Edward Bury 1794-1858
Edward Bury owned a factory in Liverpool where in 1830 he built a locomotive that included a number of new ideas. The Locomotive was called Liverpool and was the first engine to combine horizontal inside cylinders with a horizontal tubular boiler. The frame consisted of bars rather than iron plates.
Edward Bury
The first train to go through Linslade was a Bury Locomotive called the Harvey Combe.
The Bury Loco engine paint work was very smart. It was green with black bands round the boiler, the hemispherical top of the firebox was polished copper, the splashers, number plates and figures carried on the chimneys were brass.
Bury Locomotive
Bury won the contract to supply Locos for the London and Birmingham Railway as it was decided by the London and Birmingham Board that no quote for locomotives for the line from Robert Stephenson and Co could be accepted while he was Chief Engineer of the Railway.
This gave Bury a chance to supply the line with his own Locos, which he did. The fifty-eight 2-2-0 Locomotives that he built for them were reliable but proved to be under-powered, sometimes it was even necessary to use two or three locos on one train, on one occasion seven had to be used!
Bury Liverpool
Travelling Post Office (TPO)
In 1838 a Post Office official called John Ramsey noticed that trains could travel at twice the speed of the horse drawn mail coaches and devised the Travelling Post Office (TPO). It was a relatively simple idea of using a traductor arm and a net.

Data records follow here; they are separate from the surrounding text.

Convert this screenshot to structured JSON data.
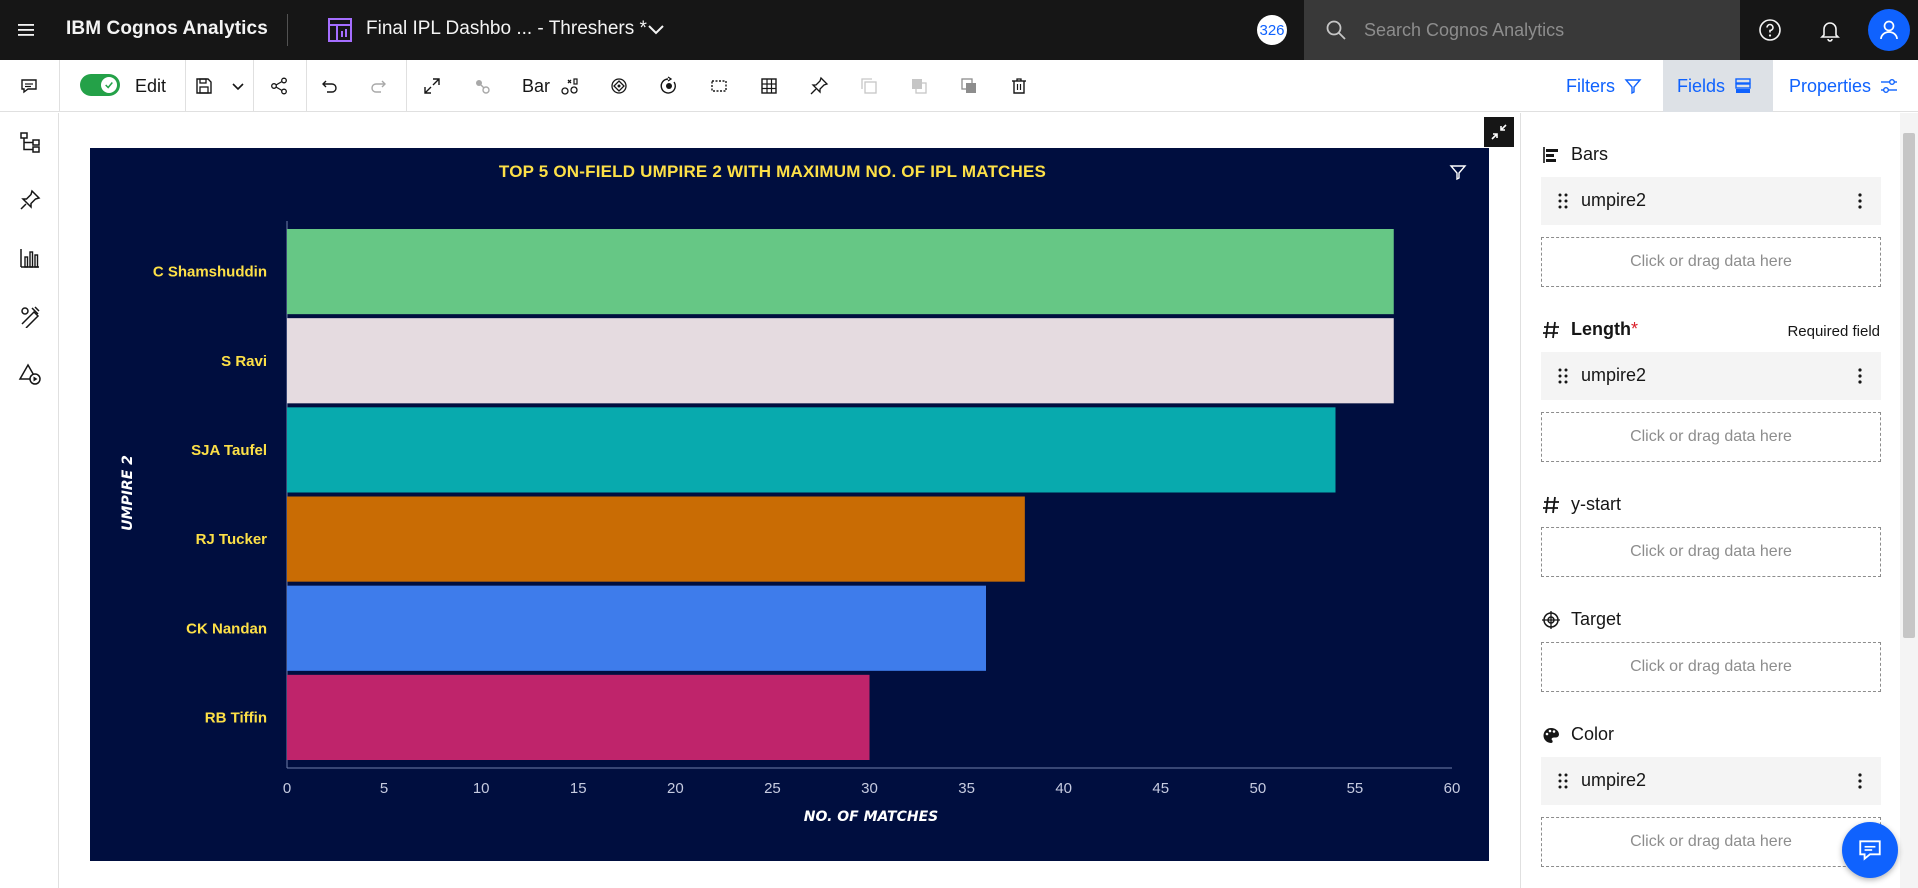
{
  "header": {
    "app_title": "IBM Cognos Analytics",
    "doc_title": "Final IPL Dashbo ... - Threshers *",
    "avatar_badge": "326",
    "search_placeholder": "Search Cognos Analytics"
  },
  "toolbar": {
    "edit_label": "Edit",
    "edit_on": true,
    "viz_type_label": "Bar",
    "filters_label": "Filters",
    "fields_label": "Fields",
    "properties_label": "Properties"
  },
  "fields_panel": {
    "bars": {
      "label": "Bars",
      "field": "umpire2",
      "drop_text": "Click or drag data here"
    },
    "length": {
      "label": "Length",
      "required_mark": "*",
      "required_note": "Required field",
      "field": "umpire2",
      "drop_text": "Click or drag data here"
    },
    "y_start": {
      "label": "y-start",
      "drop_text": "Click or drag data here"
    },
    "target": {
      "label": "Target",
      "drop_text": "Click or drag data here"
    },
    "color": {
      "label": "Color",
      "field": "umpire2",
      "drop_text": "Click or drag data here"
    }
  },
  "chart_data": {
    "type": "bar",
    "orientation": "horizontal",
    "title": "TOP 5 ON-FIELD UMPIRE 2 WITH MAXIMUM NO. OF IPL MATCHES",
    "xlabel": "NO. OF MATCHES",
    "ylabel": "UMPIRE 2",
    "categories": [
      "C Shamshuddin",
      "S Ravi",
      "SJA Taufel",
      "RJ Tucker",
      "CK Nandan",
      "RB Tiffin"
    ],
    "values": [
      57,
      57,
      54,
      38,
      36,
      30
    ],
    "colors": [
      "#66c785",
      "#e5dbe0",
      "#08aaae",
      "#c96c04",
      "#3e7ceb",
      "#bf246b"
    ],
    "xlim": [
      0,
      60
    ],
    "xticks": [
      0,
      5,
      10,
      15,
      20,
      25,
      30,
      35,
      40,
      45,
      50,
      55,
      60
    ],
    "background": "#000e3f",
    "label_color": "#fde047",
    "grid": false
  }
}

The Post Office workers working on the train were able to collect mail at the stations, without the train stopping, and were thereby able to speed up the mail delivery. The mail was sorted on the trains. These trains had priority and the drivers were fined if the trains were late.
Mail bag traductor arm - passing trains scooped the hanging mail bags off the arm into a net on the side of the carriage.